Frederick Taylor’s contributions to the workplace of 1911 and of today are undeniable. Yet, there still remains obvious question as to whether this was a step of progress for the majority of laborers, who perform unskilled tasks and are reduced to a menial and tedious role in accordance with Taylorist ideals, or simply another way for the rich to further separate themselves from the poor of America. Labor union leaders and the middle managers who lost their jobs when Taylor arrived as a consultant would claim that he was a savage, obsessed man that was only bringing about a further imbalance in the socioeconomic status of the American population. Taylorites would say the opposite of this state, claiming that Taylorism could provide the opportunities for working men and women to pull themselves to jobs of higher status simply by displaying fervency when on the job.

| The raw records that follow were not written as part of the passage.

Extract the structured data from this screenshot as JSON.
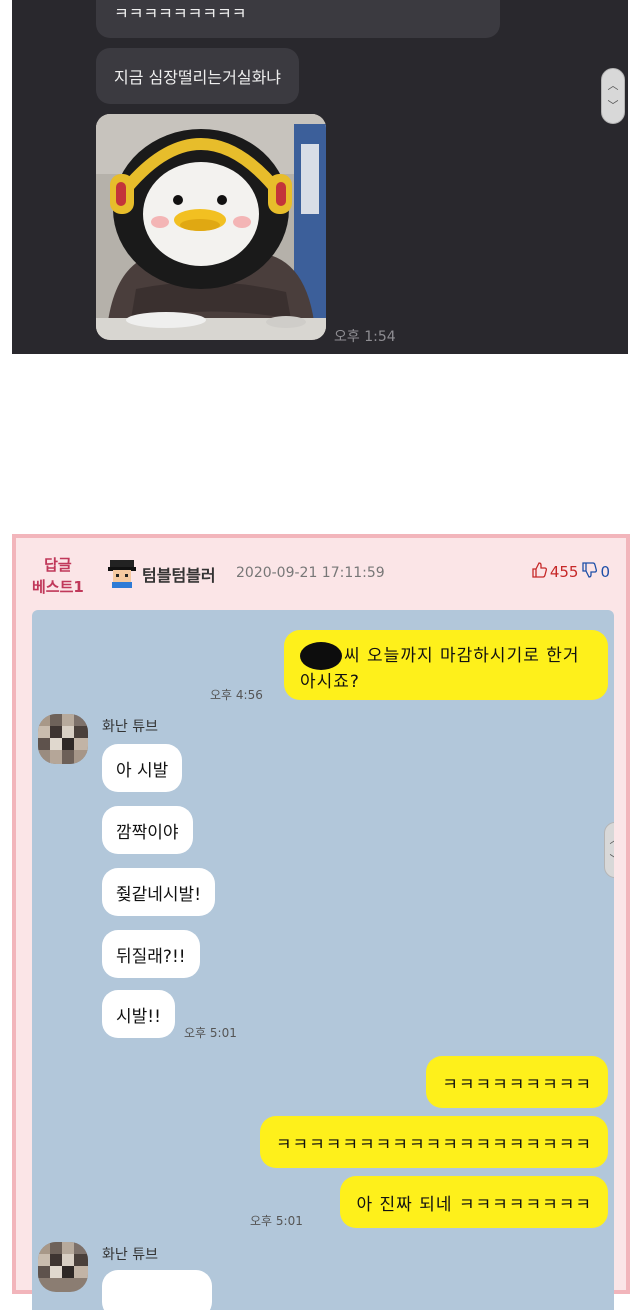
{
  "dark_chat": {
    "bubble_1": "ㅋㅋㅋㅋㅋㅋㅋㅋㅋ",
    "bubble_2": "지금 심장떨리는거실화냐",
    "sticker": "penguin-emoticon",
    "time": "오후 1:54"
  },
  "comment": {
    "badge_line1": "답글",
    "badge_line2": "베스트1",
    "username": "텀블텀블러",
    "date": "2020-09-21 17:11:59",
    "upvotes": "455",
    "downvotes": "0",
    "up_icon": "thumbs-up-icon",
    "down_icon": "thumbs-down-icon"
  },
  "kakao": {
    "colors": {
      "bg": "#b2c7da",
      "my_bubble": "#fef01b",
      "their_bubble": "#ffffff"
    },
    "sent_1": "씨 오늘까지 마감하시기로 한거",
    "sent_1b": "아시죠?",
    "sent_1_time": "오후 4:56",
    "friend_name": "화난 튜브",
    "received": [
      "아 시발",
      "깜짝이야",
      "줮같네시발!",
      "뒤질래?!!",
      "시발!!"
    ],
    "received_time": "오후 5:01",
    "sent_2": [
      "ㅋㅋㅋㅋㅋㅋㅋㅋㅋ",
      "ㅋㅋㅋㅋㅋㅋㅋㅋㅋㅋㅋㅋㅋㅋㅋㅋㅋㅋㅋ",
      "아 진짜 되네 ㅋㅋㅋㅋㅋㅋㅋㅋ"
    ],
    "sent_2_time": "오후 5:01",
    "friend_name_2": "화난 튜브"
  }
}
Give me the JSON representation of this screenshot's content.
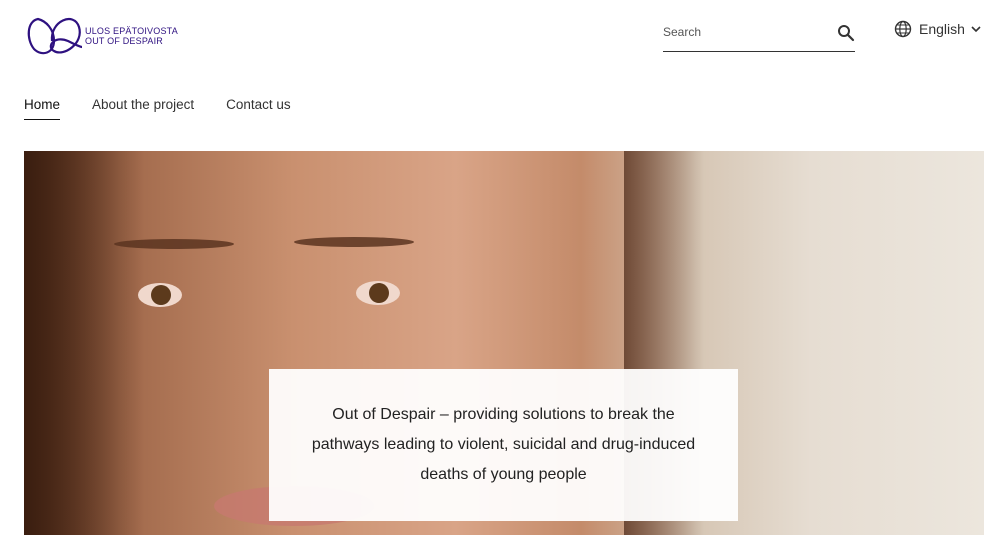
{
  "header": {
    "logo": {
      "line1": "ULOS EPÄTOIVOSTA",
      "line2": "OUT OF DESPAIR",
      "color": "#2e1180"
    },
    "search": {
      "placeholder": "Search",
      "value": "",
      "icon": "search-icon"
    },
    "language": {
      "label": "English",
      "icon": "globe-icon"
    }
  },
  "nav": {
    "tabs": [
      {
        "label": "Home",
        "active": true
      },
      {
        "label": "About the project",
        "active": false
      },
      {
        "label": "Contact us",
        "active": false
      }
    ]
  },
  "hero": {
    "caption": "Out of Despair – providing solutions to break the pathways leading to violent, suicidal and drug-induced deaths of young people"
  }
}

In this we see the heart of a debate that continues to rage on today. Where must the obsession with efficiency end in the interest of human laborers’ health and wellbeing? Is it worth it to downsize middle management from over 100 to 35 to earn that much more in profits that year? Taylor spent his entire life consumed with his passion to find the one best way of doing anything. In Taylor’s mind, his theories and strategies should have increased the success and prosperity of every worker, administrator and laborer alike. However, most feel that it was not so, and today we still face the same problem of the gap between those that have the means of production, and those that must assume a role subservient to them. By employing scientific management in the workplace, he may have found the most efficient and profitable manner of performing any task, but was it the best? How may we all agree on what is “best” for every human? This search shall remain in progress, over a century after the death of this “industrial messiah”, for society never stops its own progress, and therefore the “one best way” changes every day.